Getty Images Making Most Images Embeddable 'Without Watermark'

The Verge:

Getty Images is dropping the watermark for the bulk of its collection, in exchange for an open-embed program that will let users drop in any image they want, as long as the service gets to append a footer at the bottom of the picture with a credit and link to the licensing page. For a small-scale WordPress blog with no photo budget, this looks an awful lot like free stock imagery.

It’s a real risk for the company, since it’s easy to screenshot the new versions if you want to snag an unlicensed version. But according to Craig Peters, a business development exec at Getty Images, that ship sailed long ago. “Look, if you want to get a Getty image today, you can find it without a watermark very simply,” he says. “The way you do that is you go to one of our customer sites and you right-click. Or you go to Google Image search or Bing Image Search and you get it there. And that’s what’s happening… Our content was everywhere already.”

I like the business acumen here. As Peters says, everyone already steals their images so the company is trying to embrace it. It’s a forward-thinking strategy from an organisation I associate with traditional media (i.e. newspapers).

However, from a user’s standpoint, you shouldn’t touch this with a bargepole. The images get embedded through an iframe, which means the image data is loaded from an external source that can be changed at the will of Getty at any time. They can put anything they want there — including ads. Unbelievably, according to The Verge, this is something Getty has already considered doing. If Getty is hacked, you could be distributing malware to your visitors in mere minutes.

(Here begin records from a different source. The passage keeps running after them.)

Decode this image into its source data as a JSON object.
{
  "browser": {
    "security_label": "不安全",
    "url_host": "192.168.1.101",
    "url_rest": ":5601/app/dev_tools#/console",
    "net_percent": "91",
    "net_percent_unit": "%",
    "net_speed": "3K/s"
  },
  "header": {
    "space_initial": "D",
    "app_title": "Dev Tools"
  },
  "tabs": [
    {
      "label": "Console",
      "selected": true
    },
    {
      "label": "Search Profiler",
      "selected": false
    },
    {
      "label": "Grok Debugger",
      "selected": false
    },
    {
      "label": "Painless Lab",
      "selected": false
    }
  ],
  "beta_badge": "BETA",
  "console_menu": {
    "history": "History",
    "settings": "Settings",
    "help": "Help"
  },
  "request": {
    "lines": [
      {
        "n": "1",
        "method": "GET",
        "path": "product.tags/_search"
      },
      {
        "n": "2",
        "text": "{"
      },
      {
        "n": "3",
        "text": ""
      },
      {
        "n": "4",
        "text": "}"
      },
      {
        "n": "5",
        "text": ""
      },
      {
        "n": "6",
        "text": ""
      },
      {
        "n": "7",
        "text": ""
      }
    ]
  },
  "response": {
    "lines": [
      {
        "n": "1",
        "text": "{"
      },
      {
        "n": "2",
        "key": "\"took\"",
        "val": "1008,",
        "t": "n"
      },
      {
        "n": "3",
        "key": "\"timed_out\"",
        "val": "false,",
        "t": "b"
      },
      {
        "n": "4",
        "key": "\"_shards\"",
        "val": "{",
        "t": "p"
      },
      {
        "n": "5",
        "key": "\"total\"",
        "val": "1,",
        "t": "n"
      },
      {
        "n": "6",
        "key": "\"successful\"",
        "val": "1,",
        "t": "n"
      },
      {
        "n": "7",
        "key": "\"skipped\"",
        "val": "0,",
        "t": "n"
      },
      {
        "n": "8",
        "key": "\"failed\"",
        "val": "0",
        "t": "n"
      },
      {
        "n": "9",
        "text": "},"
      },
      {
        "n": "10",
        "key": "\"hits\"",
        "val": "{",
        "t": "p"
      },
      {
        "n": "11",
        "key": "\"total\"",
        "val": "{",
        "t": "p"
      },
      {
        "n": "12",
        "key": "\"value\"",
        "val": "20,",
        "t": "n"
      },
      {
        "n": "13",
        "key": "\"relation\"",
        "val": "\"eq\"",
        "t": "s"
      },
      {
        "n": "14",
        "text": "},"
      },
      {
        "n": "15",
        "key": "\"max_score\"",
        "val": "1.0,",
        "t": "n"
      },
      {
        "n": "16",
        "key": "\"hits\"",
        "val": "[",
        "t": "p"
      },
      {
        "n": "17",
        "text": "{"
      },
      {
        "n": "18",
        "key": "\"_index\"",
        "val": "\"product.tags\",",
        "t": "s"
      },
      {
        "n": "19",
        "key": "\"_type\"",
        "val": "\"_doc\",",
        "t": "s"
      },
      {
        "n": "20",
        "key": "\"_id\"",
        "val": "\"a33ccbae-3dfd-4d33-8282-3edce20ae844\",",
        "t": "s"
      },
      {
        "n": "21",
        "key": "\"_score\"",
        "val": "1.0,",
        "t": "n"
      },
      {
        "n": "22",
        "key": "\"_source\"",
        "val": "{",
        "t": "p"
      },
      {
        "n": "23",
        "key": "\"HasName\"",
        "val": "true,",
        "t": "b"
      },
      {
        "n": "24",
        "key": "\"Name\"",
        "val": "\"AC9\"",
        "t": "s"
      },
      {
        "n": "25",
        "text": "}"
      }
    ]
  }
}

The new embeds are built on the same iframe code that lets you embed a tweet or a YouTube video, which means the company can use embeds to plant ads or collect user information. “We’ve certainly thought about it, whether it’s data or it’s advertising,” Peters says, even if those features aren’t part of the initial rollout.

This means that in the future Getty could replace your image blocks with other images, advertisements … or well anything. It also means that your site now has a dependency on Getty’s CDN uptime. If their servers are down, your site has no images.

Finally, although the images now have no watermark, Getty sticks a 100 pixel tall footer below the image instead. Technically, it’s not a watermark but for the site owner it isn’t really any better than before, especially if they start replacing your images with ads. Form the perspective of a content pirate, you might as well keep stealing the source images.